The first known Drummond appears to be a fellow named Maurice, the commander of the vessel which saved Edgar the Atheling and his sisters from the usurper Harold. Maurice, it seems, was the son of George, and a grandson of Andrew, the king of Hungary. The passage was difficult and it seems Maurice was pursued fro a while by Harold’s men. When the passengers were brought safely to Scotland, it is said that for his gallantry in the mission, Maurice was given the name Drum-onde, which in Gaelic means a high wave, and his coat of arms features three wavy bars to symbolize the sunset waves of the North Sea. Fanciful perhaps, but interesting to me.
It is also interesting to note that Sir Malcolm de Drummond was attached firmly to the cause of Robert the Bruce, and at Bannockburn it was Malcolm who devised the way to unseat the feared English cavalry – by spreading caltrops before the horses. Explaining his plan to Robert before the battle, Drummond warned the men who would fight near him to “gang warily” – that is, to watch their step since he would have caltrops all over the place. That’s how that motto got onto the family seal.

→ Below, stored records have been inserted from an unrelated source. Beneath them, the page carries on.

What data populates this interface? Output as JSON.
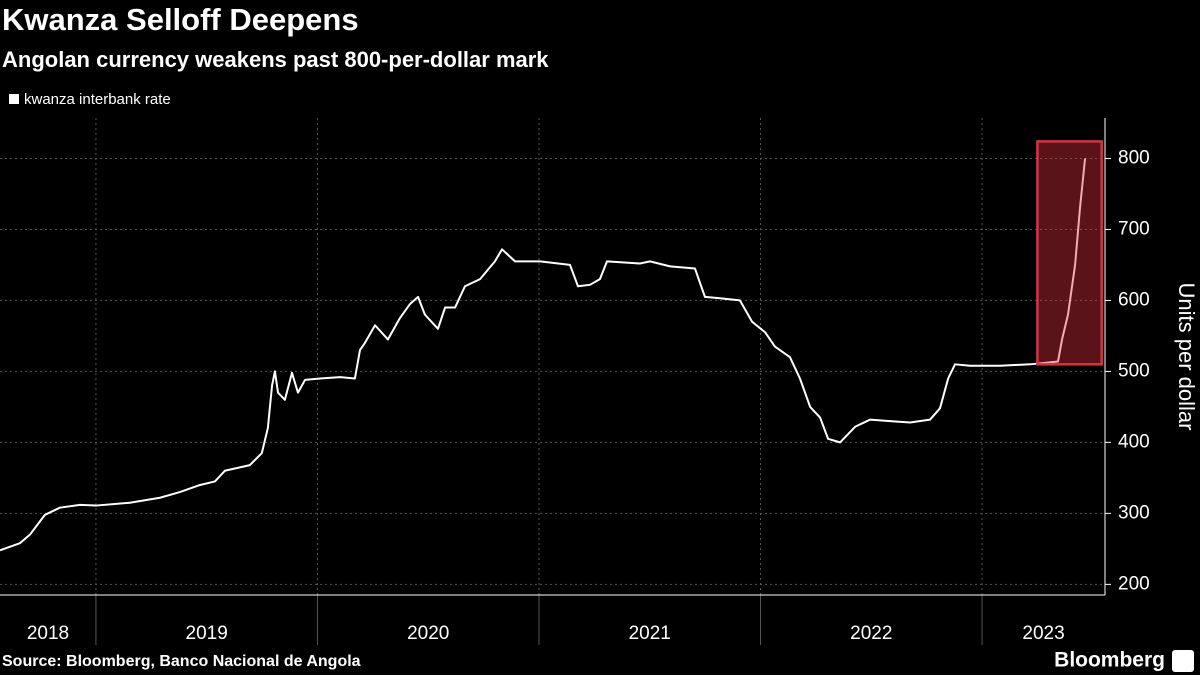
{
  "chart_data": {
    "type": "line",
    "title": "Kwanza Selloff Deepens",
    "subtitle": "Angolan currency weakens past 800-per-dollar mark",
    "y_axis_label": "Units per dollar",
    "source": "Source: Bloomberg, Banco Nacional de Angola",
    "brand": "Bloomberg",
    "year_labels": [
      "2018",
      "2019",
      "2020",
      "2021",
      "2022",
      "2023"
    ],
    "xlim": [
      2018.567,
      2023.555
    ],
    "xticks": [
      2019,
      2020,
      2021,
      2022,
      2023
    ],
    "ylim": [
      185,
      857
    ],
    "yticks": [
      200,
      300,
      400,
      500,
      600,
      700,
      800
    ],
    "grid": true,
    "legend": "top-left",
    "highlight": {
      "x": [
        2023.25,
        2023.54
      ],
      "y": [
        510,
        824
      ],
      "color": "#e0303f"
    },
    "series": [
      {
        "name": "kwanza interbank rate",
        "color": "#ffffff",
        "x": [
          2018.567,
          2018.657,
          2018.702,
          2018.77,
          2018.837,
          2018.928,
          2019.0,
          2019.153,
          2019.289,
          2019.379,
          2019.47,
          2019.537,
          2019.582,
          2019.695,
          2019.749,
          2019.776,
          2019.795,
          2019.808,
          2019.822,
          2019.853,
          2019.885,
          2019.912,
          2019.944,
          2020.011,
          2020.102,
          2020.169,
          2020.192,
          2020.214,
          2020.26,
          2020.318,
          2020.372,
          2020.418,
          2020.454,
          2020.485,
          2020.544,
          2020.576,
          2020.621,
          2020.666,
          2020.734,
          2020.801,
          2020.833,
          2020.892,
          2021.005,
          2021.14,
          2021.176,
          2021.23,
          2021.275,
          2021.307,
          2021.456,
          2021.501,
          2021.592,
          2021.704,
          2021.749,
          2021.817,
          2021.907,
          2021.962,
          2022.021,
          2022.065,
          2022.133,
          2022.178,
          2022.224,
          2022.269,
          2022.305,
          2022.359,
          2022.427,
          2022.494,
          2022.585,
          2022.675,
          2022.765,
          2022.81,
          2022.847,
          2022.878,
          2022.946,
          2023.081,
          2023.217,
          2023.284,
          2023.343,
          2023.361,
          2023.388,
          2023.42,
          2023.442,
          2023.465
        ],
        "values": [
          248,
          258,
          270,
          298,
          308,
          312,
          311,
          315,
          322,
          330,
          340,
          345,
          360,
          368,
          385,
          420,
          480,
          500,
          470,
          460,
          498,
          470,
          488,
          490,
          492,
          490,
          530,
          540,
          565,
          545,
          575,
          595,
          605,
          580,
          560,
          590,
          590,
          620,
          630,
          655,
          672,
          655,
          655,
          650,
          620,
          622,
          630,
          655,
          652,
          655,
          648,
          645,
          605,
          603,
          600,
          570,
          555,
          535,
          520,
          490,
          450,
          435,
          405,
          400,
          422,
          432,
          430,
          428,
          432,
          448,
          490,
          510,
          508,
          508,
          510,
          512,
          514,
          545,
          580,
          650,
          730,
          800
        ]
      }
    ]
  }
}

The Drummonds made a name for themselves as stout defenders of Scotland’s freedom from England. They were also strong supporters of the Jacobites, and found themselves in many battles because of it. Reading through the family legends from ancient times, and recalling stories my father passed along from our recent years, I was struck by how often my family has been loyal to causes, well beyond the point where men more frail in their convictions would flee. I was also well aware that my family gets into scraps far more often than ordinary folk do, and well beyond the number which prudence would commend. With that in mind, it seems to me no surprise at all to find that I am no deserter from President Bush, simply because turning coats has gained fashion among Republicans, nor that my words should – often – cause a protest and controversy.
I am my father’s son. And near as I can tell, that has been our tradition for going on eight centuries, at the least.